Forrest G, Sills G J, Leach J P, Brodie M J
University Department of Medicine and Therapeutics, Western Infirmary, Glasgow, UK.
J Chromatogr B Biomed Appl. 1996 Jun 7;681(2):421-5. doi: 10.1016/0378-4347(96)00074-6.
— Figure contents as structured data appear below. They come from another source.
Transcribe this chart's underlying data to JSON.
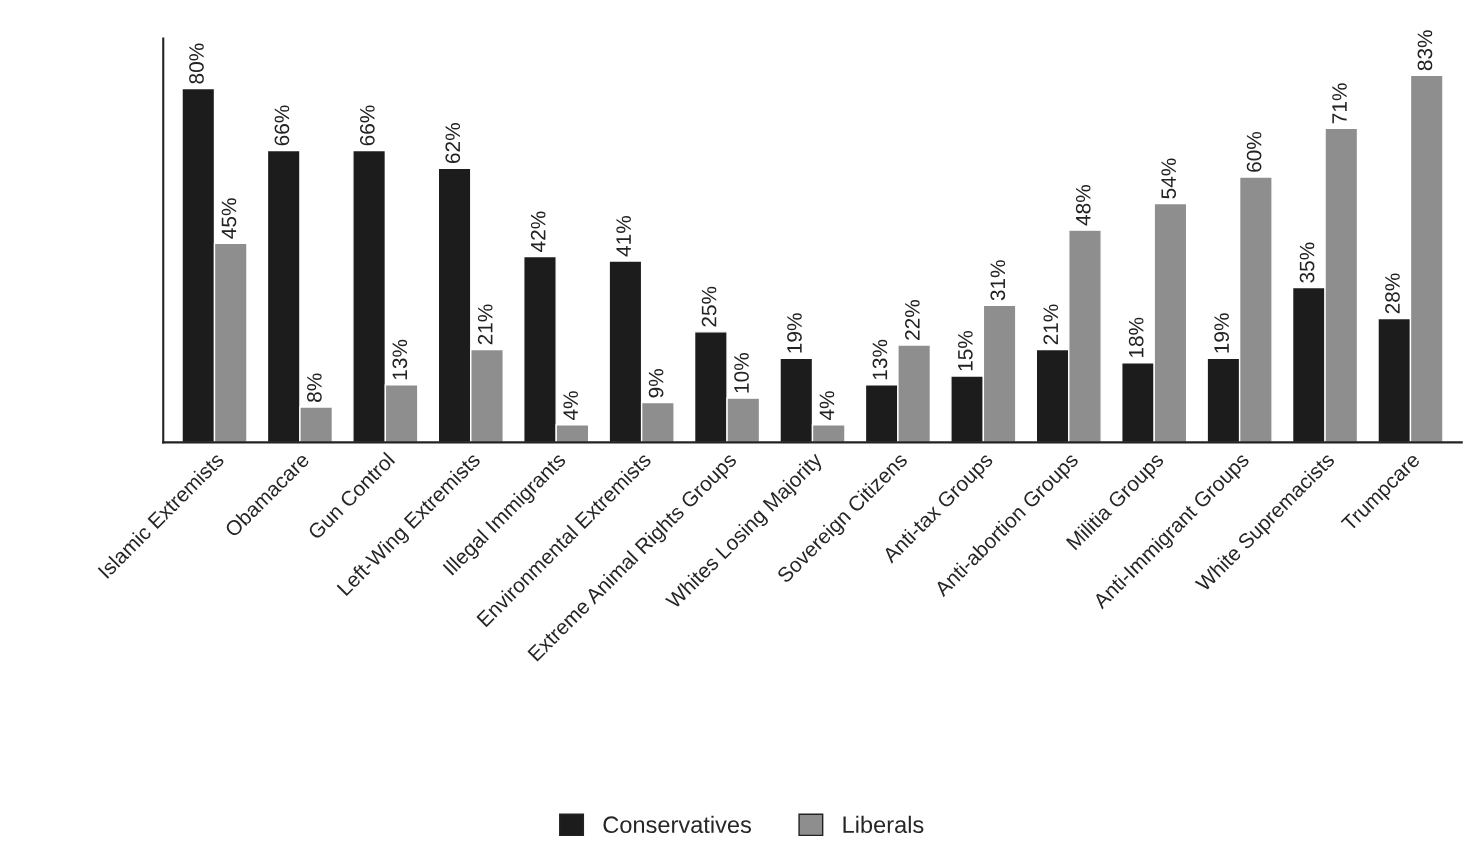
{
  "chart_data": {
    "type": "bar",
    "categories": [
      "Islamic Extremists",
      "Obamacare",
      "Gun Control",
      "Left-Wing Extremists",
      "Illegal Immigrants",
      "Environmental Extremists",
      "Extreme Animal Rights Groups",
      "Whites Losing Majority",
      "Sovereign Citizens",
      "Anti-tax Groups",
      "Anti-abortion Groups",
      "Militia Groups",
      "Anti-Immigrant Groups",
      "White Supremacists",
      "Trumpcare"
    ],
    "series": [
      {
        "name": "Conservatives",
        "color": "#1c1c1c",
        "values": [
          80,
          66,
          66,
          62,
          42,
          41,
          25,
          19,
          13,
          15,
          21,
          18,
          19,
          35,
          28
        ],
        "value_labels": [
          "80%",
          "66%",
          "66%",
          "62%",
          "42%",
          "41%",
          "25%",
          "19%",
          "13%",
          "15%",
          "21%",
          "18%",
          "19%",
          "35%",
          "28%"
        ]
      },
      {
        "name": "Liberals",
        "color": "#8e8e8e",
        "values": [
          45,
          8,
          13,
          21,
          4,
          9,
          10,
          4,
          22,
          31,
          48,
          54,
          60,
          71,
          83
        ],
        "value_labels": [
          "45%",
          "8%",
          "13%",
          "21%",
          "4%",
          "9%",
          "10%",
          "4%",
          "22%",
          "31%",
          "48%",
          "54%",
          "60%",
          "71%",
          "83%"
        ]
      }
    ],
    "grid": false,
    "legend": "bottom"
  }
}
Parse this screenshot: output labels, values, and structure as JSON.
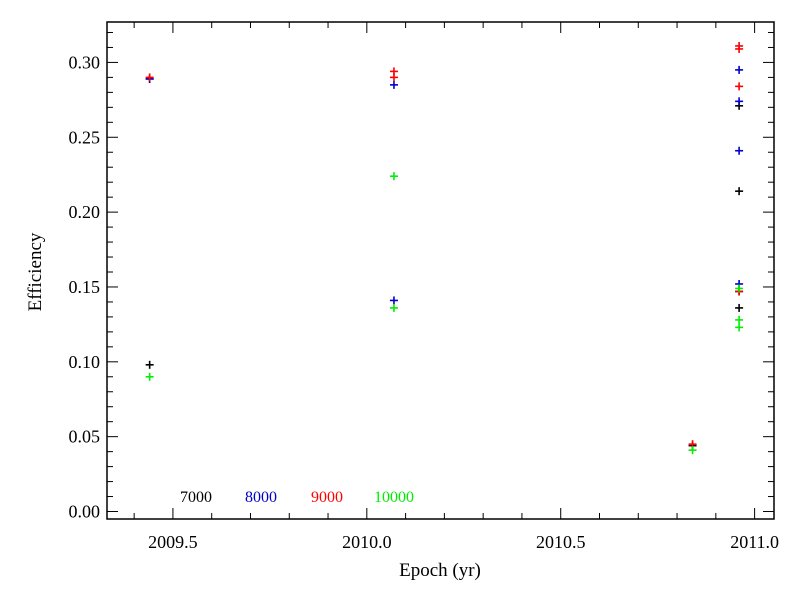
{
  "chart_data": {
    "type": "scatter",
    "title": "",
    "xlabel": "Epoch (yr)",
    "ylabel": "Efficiency",
    "xlim": [
      2009.33,
      2011.05
    ],
    "ylim": [
      -0.005,
      0.327
    ],
    "x_ticks": [
      2009.5,
      2010.0,
      2010.5,
      2011.0
    ],
    "x_tick_labels": [
      "2009.5",
      "2010.0",
      "2010.5",
      "2011.0"
    ],
    "y_ticks": [
      0.0,
      0.05,
      0.1,
      0.15,
      0.2,
      0.25,
      0.3
    ],
    "y_tick_labels": [
      "0.00",
      "0.05",
      "0.10",
      "0.15",
      "0.20",
      "0.25",
      "0.30"
    ],
    "marker": "plus",
    "grid": false,
    "legend_position": "bottom-left",
    "series": [
      {
        "name": "7000",
        "color": "#000000",
        "x": [
          2009.44,
          2009.44,
          2010.84,
          2010.96,
          2010.96,
          2010.96,
          2010.96
        ],
        "y": [
          0.289,
          0.098,
          0.044,
          0.271,
          0.214,
          0.147,
          0.136
        ]
      },
      {
        "name": "8000",
        "color": "#0000cc",
        "x": [
          2009.44,
          2010.07,
          2010.07,
          2010.96,
          2010.96,
          2010.96,
          2010.96
        ],
        "y": [
          0.289,
          0.285,
          0.141,
          0.295,
          0.274,
          0.241,
          0.152
        ]
      },
      {
        "name": "9000",
        "color": "#ff0000",
        "x": [
          2009.44,
          2010.07,
          2010.07,
          2010.84,
          2010.96,
          2010.96,
          2010.96,
          2010.96
        ],
        "y": [
          0.29,
          0.294,
          0.29,
          0.045,
          0.311,
          0.309,
          0.284,
          0.147
        ]
      },
      {
        "name": "10000",
        "color": "#00ee00",
        "x": [
          2009.44,
          2010.07,
          2010.07,
          2010.84,
          2010.96,
          2010.96,
          2010.96
        ],
        "y": [
          0.09,
          0.224,
          0.136,
          0.041,
          0.149,
          0.128,
          0.123
        ]
      }
    ]
  }
}
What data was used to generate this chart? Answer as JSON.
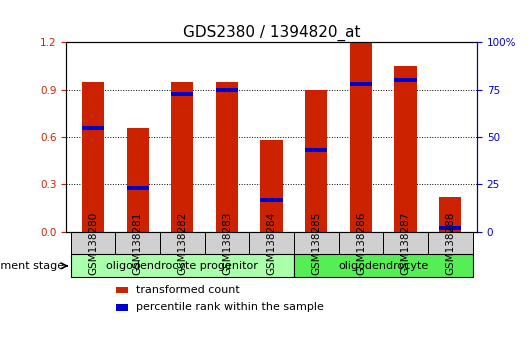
{
  "title": "GDS2380 / 1394820_at",
  "samples": [
    "GSM138280",
    "GSM138281",
    "GSM138282",
    "GSM138283",
    "GSM138284",
    "GSM138285",
    "GSM138286",
    "GSM138287",
    "GSM138288"
  ],
  "red_values": [
    0.95,
    0.66,
    0.95,
    0.95,
    0.58,
    0.9,
    1.2,
    1.05,
    0.22
  ],
  "blue_values": [
    0.55,
    0.23,
    0.73,
    0.75,
    0.17,
    0.43,
    0.78,
    0.8,
    0.02
  ],
  "ylim_left": [
    0,
    1.2
  ],
  "ylim_right": [
    0,
    100
  ],
  "yticks_left": [
    0,
    0.3,
    0.6,
    0.9,
    1.2
  ],
  "yticks_right": [
    0,
    25,
    50,
    75,
    100
  ],
  "ytick_labels_right": [
    "0",
    "25",
    "50",
    "75",
    "100%"
  ],
  "red_color": "#cc2200",
  "blue_color": "#0000cc",
  "bar_width": 0.5,
  "groups": [
    {
      "label": "oligodendrocyte progenitor",
      "start": 0,
      "end": 5,
      "color": "#aaffaa"
    },
    {
      "label": "oligodendrocyte",
      "start": 5,
      "end": 9,
      "color": "#55ee55"
    }
  ],
  "group_label_prefix": "development stage",
  "legend_items": [
    {
      "label": "transformed count",
      "color": "#cc2200"
    },
    {
      "label": "percentile rank within the sample",
      "color": "#0000cc"
    }
  ],
  "tick_bg_color": "#d0d0d0",
  "plot_bg_color": "#ffffff",
  "title_fontsize": 11,
  "tick_fontsize": 7.5,
  "legend_fontsize": 8,
  "group_fontsize": 8
}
A rapid and simple method for determination of the novel antiepileptic compound gabapentin [1-(aminomethyl)cyclohexaneacetic acid] in plasma is described. Blank human plasma was spiked with gabapentin (1.0-10.0 micrograms/ml) and internal standard [1-(aminomethyl)-cycloheptaneacetic acid; 5.0 micrograms/ml]. Individual samples were treated with 2 M perchloric acid, centrifuged and then derivatised with o-phthalaldehyde-3-mercaptopropionic acid. Separation was achieved on a Beckman Ultrasphere 5 microns reversed-phase column with mobile phase consisting of 0.33 M acetate buffer (pH 3.7; containing 100 mg/l EDTA)-methanol-acetonitrile (40:30:30, v/v). Eluents were monitored by fluorescence spectroscopy with excitation and emission wavelengths of 330 and 440 nm, respectively. The calibration curve for gabapentin in plasma was linear (r = 0.9997) over the concentration range 1.0-10.0 micrograms/ml. Recovery was seen to be > or = 90%. The inter- and intra-assay variations for three different gabapentin concentrations were < or = 10% throughout. The lower limit of quantitation was found to be 0.5 microgram/ml. Chromatography was unaffected by a range of commonly employed antiepileptic drugs or selected amino acids.
本文描述了一种快速简便的测定血浆中新型抗癫痫化合物加巴喷丁[1-(氨甲基)环己烷乙酸]的方法。将空白人血浆加入加巴喷丁(1.0 - 10.0微克/毫升)和内标[1-(氨甲基)环庚烷乙酸;5.0微克/毫升]。各个样品用2M高氯酸处理,离心,然后用邻苯二甲醛-3-巯基丙酸进行衍生化。在贝克曼Ultrasphere 5微米反相柱上进行分离,流动相由0.33M乙酸盐缓冲液(pH 3.7;含有100毫克/升乙二胺四乙酸)-甲醇-乙腈(40:30:30,v/v)组成。洗脱液通过荧光光谱法监测,激发波长和发射波长分别为330纳米和440纳米。血浆中加巴喷丁的校准曲线在1.0 - 10.0微克/毫升浓度范围内呈线性(r = 0.9997)。回收率≥90%。三种不同加巴喷丁浓度的批间和批内变异始终≤10%。定量下限为0.5微克/毫升。色谱分析不受一系列常用抗癫痫药物或选定氨基酸的影响。